On Tue, 4 Jun 2002, Mladen Turk wrote:

> We are talking _apache_ modules true?
> They extends the _apache_ server, so one writing one should be familiar
> with the .conf I think.
> In theory some functionality could be reused on other servers like
> authentication, and I'm not sure I want to do that, but you never know
> :)


Support for other servers is already built into jk, and even if you 
( or me ) are mainly using Apache, there are people who
have to support other servers.

I think an auth module would be far more usefull if it would work on
any server - probably not as good as in apache, but it would allow 
people to migrate or support existing infrastructures.
Besides, many java programmers are not that familiar with the .conf
file.


Please note that the current jk2 is designed very much like tomcat -
a collection of components ( beans ), configurable at runtime, 
the config file is abstracted, etc. It shouldn't matter how you
configure - what's important is to follow some patterns
( JMX-like if you want - named components with attributes ).

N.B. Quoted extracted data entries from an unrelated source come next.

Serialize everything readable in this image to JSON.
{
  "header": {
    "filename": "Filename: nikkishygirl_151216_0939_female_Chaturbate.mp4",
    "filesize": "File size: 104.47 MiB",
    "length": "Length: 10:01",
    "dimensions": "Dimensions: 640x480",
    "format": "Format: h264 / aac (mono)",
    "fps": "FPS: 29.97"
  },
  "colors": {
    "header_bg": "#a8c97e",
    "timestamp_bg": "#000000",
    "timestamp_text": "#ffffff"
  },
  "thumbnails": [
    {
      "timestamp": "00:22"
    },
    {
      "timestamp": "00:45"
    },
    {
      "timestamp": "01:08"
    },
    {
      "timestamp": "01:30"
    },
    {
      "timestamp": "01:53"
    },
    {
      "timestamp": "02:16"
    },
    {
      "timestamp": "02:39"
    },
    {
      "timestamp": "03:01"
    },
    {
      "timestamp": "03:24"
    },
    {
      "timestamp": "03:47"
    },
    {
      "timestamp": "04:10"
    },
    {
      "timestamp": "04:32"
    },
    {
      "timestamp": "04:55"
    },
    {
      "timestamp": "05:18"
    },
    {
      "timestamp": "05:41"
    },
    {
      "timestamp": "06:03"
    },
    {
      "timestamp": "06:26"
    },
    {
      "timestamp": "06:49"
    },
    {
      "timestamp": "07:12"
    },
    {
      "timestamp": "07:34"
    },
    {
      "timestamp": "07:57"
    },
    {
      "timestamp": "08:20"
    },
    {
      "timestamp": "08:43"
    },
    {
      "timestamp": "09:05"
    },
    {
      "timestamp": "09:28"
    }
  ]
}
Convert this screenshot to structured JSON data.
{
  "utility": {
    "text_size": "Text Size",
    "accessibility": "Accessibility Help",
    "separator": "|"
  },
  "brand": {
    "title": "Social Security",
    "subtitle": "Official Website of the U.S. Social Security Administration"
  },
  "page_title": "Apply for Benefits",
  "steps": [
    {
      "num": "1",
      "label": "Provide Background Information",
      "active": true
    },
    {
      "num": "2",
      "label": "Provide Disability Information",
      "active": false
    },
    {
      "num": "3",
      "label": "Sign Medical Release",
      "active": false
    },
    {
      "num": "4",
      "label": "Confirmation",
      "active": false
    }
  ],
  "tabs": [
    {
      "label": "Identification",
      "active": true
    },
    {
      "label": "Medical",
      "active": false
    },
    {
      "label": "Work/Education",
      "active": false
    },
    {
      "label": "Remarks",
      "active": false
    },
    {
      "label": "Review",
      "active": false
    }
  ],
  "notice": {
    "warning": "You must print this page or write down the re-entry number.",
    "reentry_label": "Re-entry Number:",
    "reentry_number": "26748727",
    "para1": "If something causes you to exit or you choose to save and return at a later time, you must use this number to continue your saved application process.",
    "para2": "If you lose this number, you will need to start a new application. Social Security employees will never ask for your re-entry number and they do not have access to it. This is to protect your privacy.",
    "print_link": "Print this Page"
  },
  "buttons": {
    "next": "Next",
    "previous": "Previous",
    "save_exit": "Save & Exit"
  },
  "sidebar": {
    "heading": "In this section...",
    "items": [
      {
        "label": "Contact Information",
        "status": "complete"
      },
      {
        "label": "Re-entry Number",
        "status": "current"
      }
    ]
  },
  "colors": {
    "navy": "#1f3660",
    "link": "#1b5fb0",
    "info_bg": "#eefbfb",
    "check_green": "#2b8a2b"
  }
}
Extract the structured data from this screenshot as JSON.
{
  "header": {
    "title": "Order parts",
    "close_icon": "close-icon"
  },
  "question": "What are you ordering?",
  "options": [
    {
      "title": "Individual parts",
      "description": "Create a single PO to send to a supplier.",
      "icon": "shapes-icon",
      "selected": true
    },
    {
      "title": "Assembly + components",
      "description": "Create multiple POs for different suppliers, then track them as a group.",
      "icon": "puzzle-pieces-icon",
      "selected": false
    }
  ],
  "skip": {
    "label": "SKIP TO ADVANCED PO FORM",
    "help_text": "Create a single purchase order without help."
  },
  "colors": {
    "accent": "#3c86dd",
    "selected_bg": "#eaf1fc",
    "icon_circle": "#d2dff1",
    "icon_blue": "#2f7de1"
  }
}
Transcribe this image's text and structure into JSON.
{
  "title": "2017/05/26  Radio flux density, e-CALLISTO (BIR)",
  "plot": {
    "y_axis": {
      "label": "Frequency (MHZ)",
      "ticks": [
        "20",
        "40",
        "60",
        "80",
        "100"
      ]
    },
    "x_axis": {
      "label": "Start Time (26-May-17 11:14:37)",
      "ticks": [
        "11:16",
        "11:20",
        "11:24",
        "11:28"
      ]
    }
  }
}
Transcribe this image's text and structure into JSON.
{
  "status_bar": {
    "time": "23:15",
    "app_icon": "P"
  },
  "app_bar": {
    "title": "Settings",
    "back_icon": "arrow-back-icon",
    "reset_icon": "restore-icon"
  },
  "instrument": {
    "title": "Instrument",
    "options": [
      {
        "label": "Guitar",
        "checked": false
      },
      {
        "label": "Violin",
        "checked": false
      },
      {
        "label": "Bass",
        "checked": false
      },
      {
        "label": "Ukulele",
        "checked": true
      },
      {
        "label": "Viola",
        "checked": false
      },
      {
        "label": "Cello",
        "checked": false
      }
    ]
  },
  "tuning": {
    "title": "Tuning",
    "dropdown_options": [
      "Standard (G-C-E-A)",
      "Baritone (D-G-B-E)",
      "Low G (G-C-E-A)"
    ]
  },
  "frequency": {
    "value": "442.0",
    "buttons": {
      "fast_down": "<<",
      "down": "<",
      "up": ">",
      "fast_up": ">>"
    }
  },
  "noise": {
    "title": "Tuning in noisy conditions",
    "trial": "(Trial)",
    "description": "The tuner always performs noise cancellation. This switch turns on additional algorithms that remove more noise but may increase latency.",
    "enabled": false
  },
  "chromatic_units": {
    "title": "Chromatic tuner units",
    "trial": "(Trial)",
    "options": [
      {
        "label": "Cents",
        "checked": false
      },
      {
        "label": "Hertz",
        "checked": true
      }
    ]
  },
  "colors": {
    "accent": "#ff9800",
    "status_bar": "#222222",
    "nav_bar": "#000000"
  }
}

Runtime reconfiguration is much more important - while gracefull
restart works great, a servlet environment will have too many
 changes ( webapps deployed/undeployed, lb workers going up and 
down, etc ) - and in apache2 ( with multithreaded mpms ) the 
price for restart may be higher ( since it may lose state
or require in-process java VMs to restart and lose sessions ).


> I'll try to work-out something this week.
> For start I'd like to reorganize the mod_jk2 by putting needed includes
> in the jk_apache2.h and adding
> external module AP_MODULE_DECLARE_DATA jk2_module in it.
> If that's ok with you.
> The reason for that is that I would like to put the extended
> functionality in the separate file.

That's fine. 
You can also start with a different dir - and merge later.